Ma più di tutto mi stupisce che persone che non hanno i paraocchi non scrivano QUI ED ORA, un pezzo intitolato: “toh, dieci anni fa il Granma faceva il titolo a tutta pagina per annunciare l’arrivo di un viceministro dello Swaziland, mentre in questo momento a Cuba ci sono capi di Stato che rappresentano più di due miliardi di abitanti”. Oggi a Cuba per la cumbre del NOAL c’è il primo Ministro indiano Manmohan Singh, oltretutto sicurissimo democratico, del partito di Gandhi! Vogliamo veramente descrivere l’erede di Nehru come un collaborazionista del perfido Fidel? E’ più comodo glissare la notizia o non avere spazio.

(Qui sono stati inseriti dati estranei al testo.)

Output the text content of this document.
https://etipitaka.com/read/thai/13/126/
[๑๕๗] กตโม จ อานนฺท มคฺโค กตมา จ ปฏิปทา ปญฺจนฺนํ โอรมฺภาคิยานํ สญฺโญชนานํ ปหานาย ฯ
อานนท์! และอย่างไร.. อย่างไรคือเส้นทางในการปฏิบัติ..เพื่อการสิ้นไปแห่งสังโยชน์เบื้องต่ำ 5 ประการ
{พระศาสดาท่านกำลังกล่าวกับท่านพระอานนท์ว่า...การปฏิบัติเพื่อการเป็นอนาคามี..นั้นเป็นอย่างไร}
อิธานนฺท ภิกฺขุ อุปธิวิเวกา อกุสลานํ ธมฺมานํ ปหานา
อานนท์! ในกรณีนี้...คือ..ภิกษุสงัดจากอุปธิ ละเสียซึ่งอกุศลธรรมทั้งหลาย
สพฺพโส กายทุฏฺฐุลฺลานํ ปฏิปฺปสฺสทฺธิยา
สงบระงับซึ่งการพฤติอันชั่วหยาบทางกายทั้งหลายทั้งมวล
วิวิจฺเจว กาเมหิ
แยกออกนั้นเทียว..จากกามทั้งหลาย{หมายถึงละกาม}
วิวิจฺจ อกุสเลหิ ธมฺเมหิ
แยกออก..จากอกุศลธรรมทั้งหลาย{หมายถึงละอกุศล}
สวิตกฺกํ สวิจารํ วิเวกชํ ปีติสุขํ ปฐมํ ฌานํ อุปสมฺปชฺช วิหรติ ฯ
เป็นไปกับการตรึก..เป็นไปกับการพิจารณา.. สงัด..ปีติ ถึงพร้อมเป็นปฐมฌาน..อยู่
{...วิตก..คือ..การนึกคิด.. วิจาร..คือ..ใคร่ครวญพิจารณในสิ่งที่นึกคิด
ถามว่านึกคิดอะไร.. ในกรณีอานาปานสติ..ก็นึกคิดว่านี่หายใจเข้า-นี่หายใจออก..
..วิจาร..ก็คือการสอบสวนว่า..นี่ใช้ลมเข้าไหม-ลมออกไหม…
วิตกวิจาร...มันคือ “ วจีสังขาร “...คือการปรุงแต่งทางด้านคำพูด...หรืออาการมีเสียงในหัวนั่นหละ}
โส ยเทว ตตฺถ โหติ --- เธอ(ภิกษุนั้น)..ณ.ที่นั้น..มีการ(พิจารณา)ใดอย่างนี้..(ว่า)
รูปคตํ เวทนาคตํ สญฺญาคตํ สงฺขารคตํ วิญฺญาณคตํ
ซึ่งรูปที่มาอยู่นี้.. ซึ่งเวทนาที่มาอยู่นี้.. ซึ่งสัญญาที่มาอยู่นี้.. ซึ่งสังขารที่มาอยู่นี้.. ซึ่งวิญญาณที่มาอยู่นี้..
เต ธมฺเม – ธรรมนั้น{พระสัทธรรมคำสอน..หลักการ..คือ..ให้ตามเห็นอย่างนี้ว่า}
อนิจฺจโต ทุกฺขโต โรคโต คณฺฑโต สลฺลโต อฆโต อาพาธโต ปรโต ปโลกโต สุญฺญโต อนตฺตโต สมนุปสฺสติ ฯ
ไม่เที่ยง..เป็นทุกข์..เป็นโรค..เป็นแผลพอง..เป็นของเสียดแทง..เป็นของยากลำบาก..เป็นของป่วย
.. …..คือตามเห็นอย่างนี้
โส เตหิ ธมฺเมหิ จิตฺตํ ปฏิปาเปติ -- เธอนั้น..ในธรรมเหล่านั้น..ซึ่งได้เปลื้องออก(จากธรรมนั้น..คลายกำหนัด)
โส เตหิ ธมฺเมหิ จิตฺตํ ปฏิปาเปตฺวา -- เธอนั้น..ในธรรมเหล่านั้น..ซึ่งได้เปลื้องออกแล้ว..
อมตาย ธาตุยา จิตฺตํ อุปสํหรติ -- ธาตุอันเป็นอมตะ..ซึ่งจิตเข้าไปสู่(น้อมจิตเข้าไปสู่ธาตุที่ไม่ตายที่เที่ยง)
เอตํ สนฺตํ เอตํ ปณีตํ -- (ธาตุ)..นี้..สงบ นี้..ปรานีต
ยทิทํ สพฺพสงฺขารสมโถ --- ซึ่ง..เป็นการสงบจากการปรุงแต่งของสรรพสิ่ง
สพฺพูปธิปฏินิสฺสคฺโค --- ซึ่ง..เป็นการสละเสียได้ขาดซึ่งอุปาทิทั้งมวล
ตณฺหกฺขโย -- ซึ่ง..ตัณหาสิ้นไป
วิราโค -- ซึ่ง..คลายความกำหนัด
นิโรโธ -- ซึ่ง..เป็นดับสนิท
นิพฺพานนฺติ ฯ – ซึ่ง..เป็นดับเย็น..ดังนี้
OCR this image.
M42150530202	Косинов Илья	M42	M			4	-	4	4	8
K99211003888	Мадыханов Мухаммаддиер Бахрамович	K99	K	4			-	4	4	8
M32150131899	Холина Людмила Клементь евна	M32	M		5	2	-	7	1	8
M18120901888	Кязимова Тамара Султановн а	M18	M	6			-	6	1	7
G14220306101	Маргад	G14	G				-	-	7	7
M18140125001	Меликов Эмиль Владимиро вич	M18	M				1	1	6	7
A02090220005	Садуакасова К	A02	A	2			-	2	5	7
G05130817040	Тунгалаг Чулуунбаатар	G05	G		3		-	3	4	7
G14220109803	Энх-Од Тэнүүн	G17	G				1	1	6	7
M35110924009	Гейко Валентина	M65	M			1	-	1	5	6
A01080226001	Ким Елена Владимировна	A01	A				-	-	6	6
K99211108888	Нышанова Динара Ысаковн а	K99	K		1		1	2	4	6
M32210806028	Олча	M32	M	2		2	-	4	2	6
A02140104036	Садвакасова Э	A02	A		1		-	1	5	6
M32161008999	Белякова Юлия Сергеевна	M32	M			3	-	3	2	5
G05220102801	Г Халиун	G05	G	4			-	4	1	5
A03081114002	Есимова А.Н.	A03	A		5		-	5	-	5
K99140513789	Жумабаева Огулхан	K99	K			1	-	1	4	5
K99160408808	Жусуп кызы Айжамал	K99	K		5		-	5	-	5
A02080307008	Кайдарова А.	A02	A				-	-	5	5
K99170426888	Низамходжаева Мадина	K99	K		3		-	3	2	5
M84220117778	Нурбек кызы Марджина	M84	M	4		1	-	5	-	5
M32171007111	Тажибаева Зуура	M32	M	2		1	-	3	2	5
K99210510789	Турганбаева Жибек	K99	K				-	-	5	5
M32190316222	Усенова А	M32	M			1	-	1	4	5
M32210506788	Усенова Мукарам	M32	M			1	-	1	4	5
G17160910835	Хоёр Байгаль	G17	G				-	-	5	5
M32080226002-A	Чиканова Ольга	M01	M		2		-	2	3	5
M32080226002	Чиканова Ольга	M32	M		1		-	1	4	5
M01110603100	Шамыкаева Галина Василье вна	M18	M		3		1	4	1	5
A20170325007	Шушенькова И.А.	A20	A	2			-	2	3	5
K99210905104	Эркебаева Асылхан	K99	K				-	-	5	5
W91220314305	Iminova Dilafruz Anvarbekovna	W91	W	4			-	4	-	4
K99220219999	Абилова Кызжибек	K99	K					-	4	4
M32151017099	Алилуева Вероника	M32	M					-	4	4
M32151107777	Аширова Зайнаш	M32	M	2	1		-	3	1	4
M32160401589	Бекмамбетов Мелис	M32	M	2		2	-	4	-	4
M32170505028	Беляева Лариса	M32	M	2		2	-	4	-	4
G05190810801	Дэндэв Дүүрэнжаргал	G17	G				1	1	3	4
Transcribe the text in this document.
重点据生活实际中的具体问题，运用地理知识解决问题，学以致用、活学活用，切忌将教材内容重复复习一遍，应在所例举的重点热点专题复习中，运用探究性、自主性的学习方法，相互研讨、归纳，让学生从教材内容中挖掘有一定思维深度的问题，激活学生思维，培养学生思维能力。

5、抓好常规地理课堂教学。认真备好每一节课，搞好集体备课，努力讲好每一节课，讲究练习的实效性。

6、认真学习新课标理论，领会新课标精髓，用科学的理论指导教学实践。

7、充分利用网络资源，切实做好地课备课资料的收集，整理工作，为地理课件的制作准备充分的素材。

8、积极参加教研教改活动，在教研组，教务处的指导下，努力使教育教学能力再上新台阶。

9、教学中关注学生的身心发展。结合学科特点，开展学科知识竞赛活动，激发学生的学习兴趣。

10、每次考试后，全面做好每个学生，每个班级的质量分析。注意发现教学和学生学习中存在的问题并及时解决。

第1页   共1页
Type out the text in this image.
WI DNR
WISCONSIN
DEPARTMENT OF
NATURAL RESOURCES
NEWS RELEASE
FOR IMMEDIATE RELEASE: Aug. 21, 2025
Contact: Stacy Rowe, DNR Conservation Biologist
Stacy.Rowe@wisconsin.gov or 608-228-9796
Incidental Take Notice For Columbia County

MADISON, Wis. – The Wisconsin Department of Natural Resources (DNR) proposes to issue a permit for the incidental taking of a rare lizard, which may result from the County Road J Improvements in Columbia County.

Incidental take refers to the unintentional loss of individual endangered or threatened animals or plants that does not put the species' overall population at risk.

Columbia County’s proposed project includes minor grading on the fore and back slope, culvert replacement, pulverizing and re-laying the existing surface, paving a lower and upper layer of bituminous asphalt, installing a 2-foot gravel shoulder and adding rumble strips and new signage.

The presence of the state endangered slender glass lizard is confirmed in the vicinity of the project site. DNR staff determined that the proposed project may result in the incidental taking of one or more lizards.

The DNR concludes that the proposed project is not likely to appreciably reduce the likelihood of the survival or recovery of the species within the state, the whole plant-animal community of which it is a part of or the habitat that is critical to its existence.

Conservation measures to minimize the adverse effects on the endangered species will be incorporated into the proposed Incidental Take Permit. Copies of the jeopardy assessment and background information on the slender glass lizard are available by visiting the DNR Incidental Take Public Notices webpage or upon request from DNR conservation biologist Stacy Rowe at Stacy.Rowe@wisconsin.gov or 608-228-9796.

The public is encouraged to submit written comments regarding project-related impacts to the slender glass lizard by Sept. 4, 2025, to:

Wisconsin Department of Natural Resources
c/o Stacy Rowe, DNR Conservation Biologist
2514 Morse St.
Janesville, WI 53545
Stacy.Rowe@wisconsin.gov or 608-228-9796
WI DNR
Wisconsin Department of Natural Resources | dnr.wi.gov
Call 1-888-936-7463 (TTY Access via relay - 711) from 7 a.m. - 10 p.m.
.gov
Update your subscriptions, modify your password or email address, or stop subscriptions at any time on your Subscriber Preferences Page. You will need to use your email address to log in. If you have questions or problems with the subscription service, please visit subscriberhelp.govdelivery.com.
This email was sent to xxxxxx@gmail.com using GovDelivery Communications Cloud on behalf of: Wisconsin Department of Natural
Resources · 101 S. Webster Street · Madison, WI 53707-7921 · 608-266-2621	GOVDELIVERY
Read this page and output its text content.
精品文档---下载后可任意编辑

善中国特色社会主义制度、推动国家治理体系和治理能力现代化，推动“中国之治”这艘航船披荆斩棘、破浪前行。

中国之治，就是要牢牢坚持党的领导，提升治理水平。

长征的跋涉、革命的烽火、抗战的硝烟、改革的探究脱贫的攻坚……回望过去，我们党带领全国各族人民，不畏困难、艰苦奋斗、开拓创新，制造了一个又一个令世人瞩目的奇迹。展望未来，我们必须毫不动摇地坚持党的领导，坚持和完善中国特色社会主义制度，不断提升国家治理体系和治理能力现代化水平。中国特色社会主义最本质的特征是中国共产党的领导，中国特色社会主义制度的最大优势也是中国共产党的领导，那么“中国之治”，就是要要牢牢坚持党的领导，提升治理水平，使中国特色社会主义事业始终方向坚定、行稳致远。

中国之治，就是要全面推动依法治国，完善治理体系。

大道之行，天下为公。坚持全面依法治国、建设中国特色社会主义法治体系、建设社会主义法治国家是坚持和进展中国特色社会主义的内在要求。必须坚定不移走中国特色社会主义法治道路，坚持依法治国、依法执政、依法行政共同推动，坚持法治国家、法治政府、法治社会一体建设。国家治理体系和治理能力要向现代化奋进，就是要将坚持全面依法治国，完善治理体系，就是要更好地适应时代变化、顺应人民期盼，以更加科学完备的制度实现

C’è Pervez Musharraf, dittatore del Pakistan, che democratico non è per niente, ma che ha relazioni carnali con George Bush! Trovo strabiliante tutto questo, quasi come trovo strabiliante che non sia uscita una sola riga sul fatto che Cuba, a fine luglio, abbia firmato un accordo commerciale con il Mercosur e che questo è il primo accordo commerciale che Cuba firma dalla morte del Comecon. Probabilmente qualcuno sosterrà che è un accordo irrilevante, ma perché sono stati usati fiumi d’inchiostro per descrivere l’isolamento di Cuba e adesso non viene scritta neanche una parola sulla fine (irrilevante?) dello stesso?

Lo domando di nuovo ad Omero Ciai, non è il caso di scrivere un pezzo sulla fine dell’isolamento internazionale di Cuba? Mica si può scrivere solo di quello che ci fa piacere.

La conseguenza paradossale di tutto questo è che le due cosette in croce che ho detto ieri mattina a Radio3mondo RAI, (c’è la registrazione qui), devono sembrare dette da un marziano a chi si informa in Italia, dalla TV alla stampa (dal Secolo d’Italia a Liberazione fa più o meno lo stesso). Non dico niente di straordinario, dico cose che sono patrimonio comune in tutti gli ambienti e paesi diversi che frequento in America Latina, universitari, giornalistici, ma non solo. Cose sulle quali ogni giorno in America Latina vengono scritti decine di articoli e pubblicati decine di libri l’anno, vengono sistematicamente tergiversate dall’Italia. A che pro? Alla fine penso che la spiegazione più facile sia la pigrizia mentale di chi scrive unita a quella di chi legge, ma questo tergiversare per me è veramente un mistero. Molto più misterioso del fatto che la rivoluzione cubana sia ancora lì.